The absence of newborn screening, insufficient knowledge among medical professionals, and poor treatment adherence in Congenital Adrenal Hyperplasia (CAH) in Indonesia caused late diagnosis. This study presents two decades of experience in gender assignment and diagnosis of 46,XX CAH.

Methods

A cohort study was carried out at a CAH referral center in Central Java, Indonesia. Data regarding clinical outcomes, molecular analysis, and sociodemographic information were taken from medical records. Participants were grouped based on current gender, i.e., females and males. Gender at diagnosis, age at first presentation, age at first diagnosis, age at present, CAH types, virilization, puberty, birth attendant, and gender at birth decision maker significantly predict current gender identity.

Results

Among 131 individuals with 46,XX CAH, 52 (52/131) with a sex assignment incongruent with their karyotype were included. The majority (49/52) had 21-hydroxylase deficiency (21OHD), while three (5.77%) had 11 beta-hydroxylase deficiency (11OHD). Individuals assigned as males at birth (3/52) had severe virilization. A change of gender occurred in 46 of 52 patients (88.46%).

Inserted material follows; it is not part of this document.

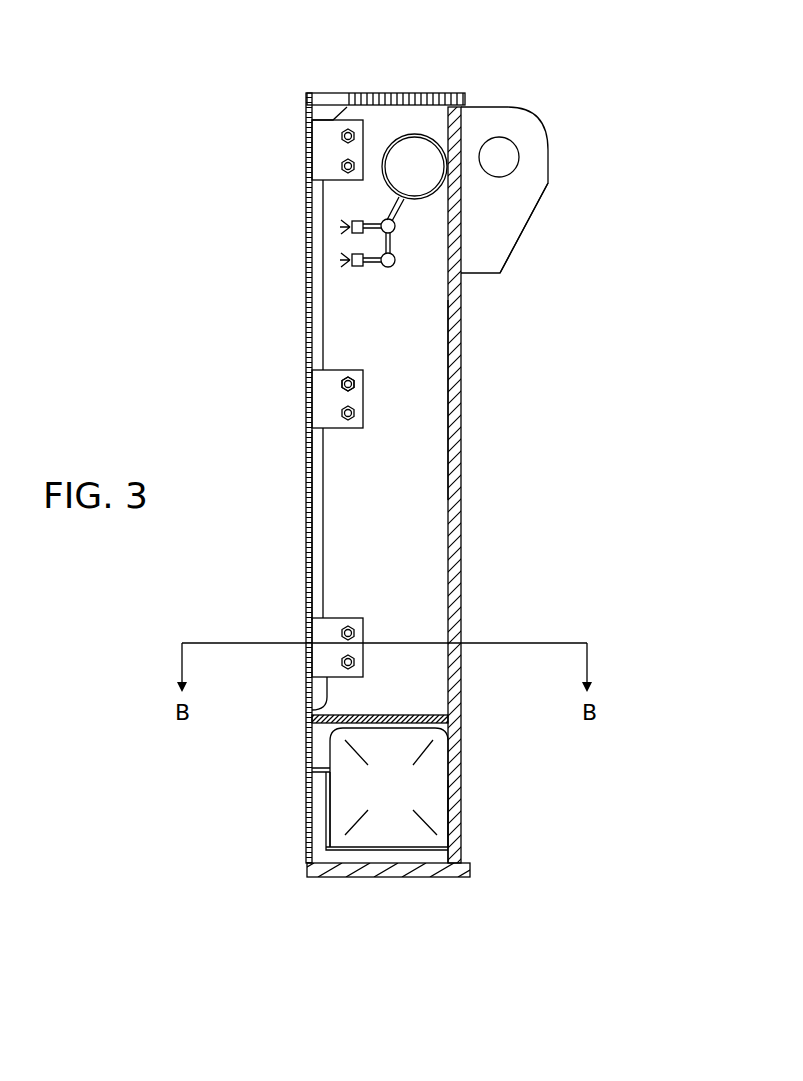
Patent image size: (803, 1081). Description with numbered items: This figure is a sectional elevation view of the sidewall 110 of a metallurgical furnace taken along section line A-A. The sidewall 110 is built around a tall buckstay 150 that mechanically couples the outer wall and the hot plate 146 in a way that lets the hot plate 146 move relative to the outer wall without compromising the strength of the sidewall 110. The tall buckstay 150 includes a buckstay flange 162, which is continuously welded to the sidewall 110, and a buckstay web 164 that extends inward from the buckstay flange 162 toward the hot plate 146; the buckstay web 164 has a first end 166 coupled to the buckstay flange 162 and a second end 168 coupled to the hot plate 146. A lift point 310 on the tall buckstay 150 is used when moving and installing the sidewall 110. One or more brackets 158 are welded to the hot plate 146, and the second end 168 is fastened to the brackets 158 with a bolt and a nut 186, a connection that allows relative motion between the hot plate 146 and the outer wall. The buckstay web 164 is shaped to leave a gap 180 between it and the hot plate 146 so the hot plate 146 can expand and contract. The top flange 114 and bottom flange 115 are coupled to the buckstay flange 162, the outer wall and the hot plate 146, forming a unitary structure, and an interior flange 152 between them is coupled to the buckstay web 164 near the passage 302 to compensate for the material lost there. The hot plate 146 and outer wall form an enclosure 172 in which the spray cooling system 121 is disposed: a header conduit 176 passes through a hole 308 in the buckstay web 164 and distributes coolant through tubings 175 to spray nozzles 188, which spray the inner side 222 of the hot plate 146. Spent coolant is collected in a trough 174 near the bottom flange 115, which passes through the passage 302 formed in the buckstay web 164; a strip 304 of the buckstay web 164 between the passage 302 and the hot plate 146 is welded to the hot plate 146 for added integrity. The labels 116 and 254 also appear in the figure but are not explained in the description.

Midwives were the most frequent birth attendants (24/51), while pediatricians were the major decision-makers (19/51) of sex assignment.

Conclusion

In Indonesia,many 46,XX individuals with CAH were initially assigned as males due to late diagnosis, primarily caused by low awareness among healthcare professionals and exacerbated by limited medical resources and a lack of clear guidelines on sex assignment. Therefore, targeted education and standardized guidelines involving a multidisciplinary team are crucial to ensure appropriate sex assignment and care.